Segundo Márquez, “seria um ato de tremenda soberba” tentar oferecer uma explicação completa para o mistério do sofrimento. “Quando perguntamos por que isso aconteceu, muitas vezes estamos apenas procurando alguém para culpar”, disse. Para ele, questionamentos dessa natureza paralisam e intensificam a dor.
O prelado destacou dois pontos para compreender a tragédia:
1. Liberdade humana: o mau uso da liberdade, exemplificado por construções erguidas em áreas inadequadas ou sem padrões de segurança, aumenta o número de vítimas e danos. “A imprudência, culpável ou não, sempre termina em tragédia. Isso não é causado nem desejado por Deus”, declarou.
2. Dinâmica da criação: citando a Carta de São Paulo aos Romanos (8,22-39), Márquez lembrou que “a criação geme e sofre dores de parto”, num processo de reajuste rumo à plenitude prometida por Cristo. “Até que tudo seja recapitulado em Cristo, a natureza seguirá seu curso, e nós sofreremos suas vicissitudes”, acrescentou.
O bispo ressaltou, entretanto, a promessa cristã de que Deus não abandona os que sofrem. “Ele não nos garantiu ausência de terremotos ou enchentes, mas assegurou sua presença: ‘Estarei convosco até o fim do mundo’”, citou. Para Márquez, essa companhia divina se manifesta por meio da Igreja, dos sacramentos, da Palavra e do exemplo dos santos.
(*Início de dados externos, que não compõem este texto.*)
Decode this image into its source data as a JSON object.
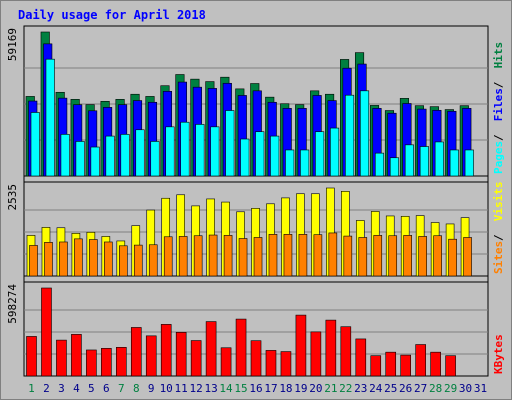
{
  "title": "Daily usage for April 2018",
  "chart_data": [
    {
      "type": "bar",
      "panel": "hits_files_pages",
      "categories": [
        "1",
        "2",
        "3",
        "4",
        "5",
        "6",
        "7",
        "8",
        "9",
        "10",
        "11",
        "12",
        "13",
        "14",
        "15",
        "16",
        "17",
        "18",
        "19",
        "20",
        "21",
        "22",
        "23",
        "24",
        "25",
        "26",
        "27",
        "28",
        "29",
        "30",
        "31"
      ],
      "ymax_label": "59169",
      "ylim": [
        0,
        59169
      ],
      "side_label": [
        "Pages",
        "Files",
        "Hits"
      ],
      "series": [
        {
          "name": "Hits",
          "color": "#008040",
          "values": [
            32700,
            59169,
            34400,
            31500,
            29300,
            30700,
            31500,
            33600,
            32700,
            37100,
            41700,
            39800,
            38800,
            40600,
            35800,
            38000,
            32400,
            29700,
            29300,
            35000,
            33600,
            47900,
            50700,
            29000,
            26900,
            31900,
            28900,
            28500,
            27300,
            28900,
            0
          ]
        },
        {
          "name": "Files",
          "color": "#0000ff",
          "values": [
            30800,
            54300,
            32000,
            29300,
            26800,
            28200,
            29300,
            31000,
            30300,
            34800,
            38600,
            36500,
            36000,
            38100,
            33100,
            35000,
            30300,
            27800,
            27800,
            33100,
            31000,
            44300,
            46000,
            27800,
            25800,
            29800,
            27500,
            27000,
            26600,
            27800,
            0
          ]
        },
        {
          "name": "Pages",
          "color": "#00ffff",
          "values": [
            26100,
            48000,
            17100,
            14200,
            11900,
            16400,
            17100,
            19000,
            14200,
            20200,
            22100,
            21200,
            20200,
            26900,
            15200,
            18200,
            16400,
            10700,
            10700,
            18200,
            19700,
            33200,
            35000,
            9400,
            7500,
            12800,
            12100,
            14000,
            10700,
            10700,
            0
          ]
        }
      ]
    },
    {
      "type": "bar",
      "panel": "visits_sites",
      "categories": [
        "1",
        "2",
        "3",
        "4",
        "5",
        "6",
        "7",
        "8",
        "9",
        "10",
        "11",
        "12",
        "13",
        "14",
        "15",
        "16",
        "17",
        "18",
        "19",
        "20",
        "21",
        "22",
        "23",
        "24",
        "25",
        "26",
        "27",
        "28",
        "29",
        "30",
        "31"
      ],
      "ymax_label": "2535",
      "ylim": [
        0,
        2535
      ],
      "side_label": [
        "Sites",
        "Visits"
      ],
      "series": [
        {
          "name": "Visits",
          "color": "#ffff00",
          "values": [
            1170,
            1400,
            1390,
            1230,
            1260,
            1140,
            1010,
            1450,
            1900,
            2240,
            2340,
            2020,
            2220,
            2130,
            1850,
            1950,
            2080,
            2250,
            2370,
            2370,
            2535,
            2440,
            1600,
            1860,
            1730,
            1720,
            1740,
            1540,
            1500,
            1680,
            0
          ]
        },
        {
          "name": "Sites",
          "color": "#ff8000",
          "values": [
            880,
            970,
            980,
            1070,
            1050,
            980,
            870,
            890,
            900,
            1130,
            1140,
            1160,
            1180,
            1170,
            1080,
            1110,
            1200,
            1200,
            1200,
            1190,
            1240,
            1150,
            1110,
            1170,
            1160,
            1170,
            1140,
            1160,
            1060,
            1110,
            0
          ]
        }
      ]
    },
    {
      "type": "bar",
      "panel": "kbytes",
      "categories": [
        "1",
        "2",
        "3",
        "4",
        "5",
        "6",
        "7",
        "8",
        "9",
        "10",
        "11",
        "12",
        "13",
        "14",
        "15",
        "16",
        "17",
        "18",
        "19",
        "20",
        "21",
        "22",
        "23",
        "24",
        "25",
        "26",
        "27",
        "28",
        "29",
        "30",
        "31"
      ],
      "ymax_label": "598274",
      "ylim": [
        0,
        598274
      ],
      "side_label": [
        "KBytes"
      ],
      "series": [
        {
          "name": "KBytes",
          "color": "#ff0000",
          "values": [
            269000,
            598274,
            244000,
            283000,
            177000,
            188000,
            195000,
            330000,
            273000,
            351000,
            297000,
            241000,
            370000,
            192000,
            387000,
            240000,
            174000,
            166000,
            414000,
            300000,
            380000,
            335000,
            252000,
            138000,
            162000,
            142000,
            214000,
            162000,
            138000,
            0,
            0
          ]
        }
      ]
    }
  ],
  "day_labels": [
    {
      "text": "1",
      "color": "#008040"
    },
    {
      "text": "2",
      "color": "#00008b"
    },
    {
      "text": "3",
      "color": "#00008b"
    },
    {
      "text": "4",
      "color": "#00008b"
    },
    {
      "text": "5",
      "color": "#00008b"
    },
    {
      "text": "6",
      "color": "#00008b"
    },
    {
      "text": "7",
      "color": "#008040"
    },
    {
      "text": "8",
      "color": "#008040"
    },
    {
      "text": "9",
      "color": "#00008b"
    },
    {
      "text": "10",
      "color": "#00008b"
    },
    {
      "text": "11",
      "color": "#00008b"
    },
    {
      "text": "12",
      "color": "#00008b"
    },
    {
      "text": "13",
      "color": "#00008b"
    },
    {
      "text": "14",
      "color": "#008040"
    },
    {
      "text": "15",
      "color": "#008040"
    },
    {
      "text": "16",
      "color": "#00008b"
    },
    {
      "text": "17",
      "color": "#00008b"
    },
    {
      "text": "18",
      "color": "#00008b"
    },
    {
      "text": "19",
      "color": "#00008b"
    },
    {
      "text": "20",
      "color": "#00008b"
    },
    {
      "text": "21",
      "color": "#008040"
    },
    {
      "text": "22",
      "color": "#008040"
    },
    {
      "text": "23",
      "color": "#00008b"
    },
    {
      "text": "24",
      "color": "#00008b"
    },
    {
      "text": "25",
      "color": "#00008b"
    },
    {
      "text": "26",
      "color": "#00008b"
    },
    {
      "text": "27",
      "color": "#00008b"
    },
    {
      "text": "28",
      "color": "#008040"
    },
    {
      "text": "29",
      "color": "#008040"
    },
    {
      "text": "30",
      "color": "#00008b"
    },
    {
      "text": "31",
      "color": "#00008b"
    }
  ],
  "colors": {
    "title": "#0000ff",
    "panel_bg": "#c0c0c0",
    "grid": "#808080",
    "separator": "#000000"
  }
}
Relatos compartilhados em redes sociais mostram, segundo o religioso, que a esperança permanece viva entre os venezuelanos. Muitos agradecem por estarem vivos e se comprometem a honrar familiares falecidos. “Se vivermos unidos a Cristo no sofrimento, viveremos com Ele para sempre no céu. A morte não tem a palavra final”, afirmou.
Márquez convidou a população a superar a adversidade “sem perguntar por quê” e a trabalhar por um futuro melhor. “A Venezuela é terra de graça e de santos. Levantar-nos-emos do pó deste terremoto”, garantiu, recordando as palavras de São João Paulo II em Caracas, em 10 de fevereiro de 1996: “Mesmo que as dificuldades sejam sérias e os desafios imensos, sua determinação deve ser grande”.
De acordo com dados oficiais, os tremores deixaram 4.829 mortos e dezenas de milhares de feridos e desabrigados em todo o país.